For Banksy's 22nd piece in New York, the street artist has created an installation in a polluted body of water in Queens. Today's work for "Better Out Than In" is Banky's version of the Great Sphinx of Giza in Egypt, a monumental work built under the rule of Pharaoh Khafr between 2558–2532 BC.

Banksy writes a playful caption on his website for the new work: "Everything but the kitchen Sphinx. A 1/36 scale replica of the great Sphinx of Giza made from smashed cinderblocks. You're advised not to drink the replica Arab spring water."

While Banky's sphinx mimics the head of the original, the British artist's version has a skull for a face instead of living features. Banksy's work is a macabre version of the oldest monument in the world. Placed in a trash-filled puddle in Queens, the icon of civilization and culture has fallen from greatness. Alternately, by using decaying cinderblocks to build his Sphinx, Banksy also shows greatness growing from the city's detritus. 

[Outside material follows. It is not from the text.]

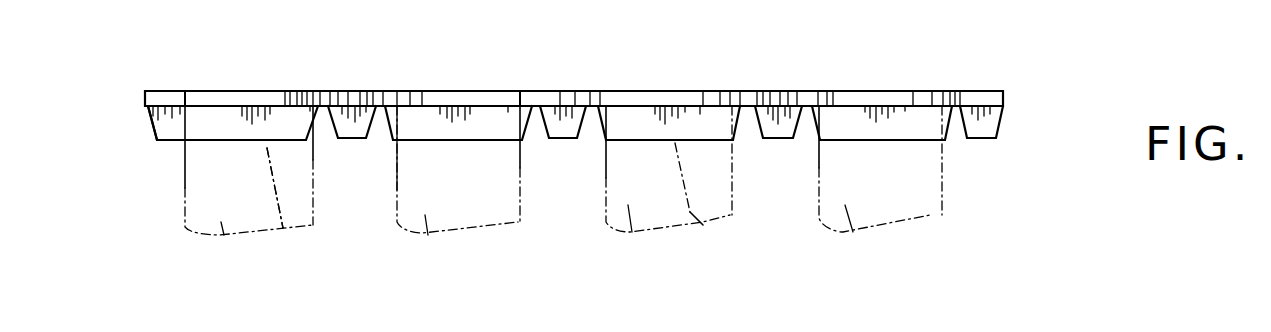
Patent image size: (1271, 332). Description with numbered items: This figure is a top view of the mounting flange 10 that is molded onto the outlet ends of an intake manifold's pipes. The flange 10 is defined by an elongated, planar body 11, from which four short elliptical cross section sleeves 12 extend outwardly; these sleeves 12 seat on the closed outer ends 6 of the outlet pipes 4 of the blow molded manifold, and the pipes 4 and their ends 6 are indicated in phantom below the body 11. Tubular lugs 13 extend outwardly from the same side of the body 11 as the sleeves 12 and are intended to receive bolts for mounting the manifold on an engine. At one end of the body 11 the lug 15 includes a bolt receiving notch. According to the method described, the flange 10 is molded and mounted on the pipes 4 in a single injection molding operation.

UPDATE OCT. 22 12:18 A.M. ET: Animal New York found the Banksy Sphinx at 127th Street and 35th Avenue in Willets Point.

UPDATE OCT. 22 3:52 P.M. ET: A man (in red below) who witnessed "two hipsters" dropping off the new Banksy this morning has declared the piece his, and has parked a lawn chair next to the sculpture. He has been selling cinderblock bricks from the statue for about $100 each. He also took a peek inside the Sphinx and declared that it is made of foam on the inside. Jennifer Hunt (pictured below) talked on the phone with Sotheby's, claiming to help sell the sculpture as well. As Gothamist points out, because this work is on public property it's anyone's game who will rake in the cash for the sale. 

UPDATE OCT. 22 4:57 P.M. ET: The Banksy Sphinx is no more. Bernardo Valez, the (the man in red above) helped load the work into a truck, taking it off the streets.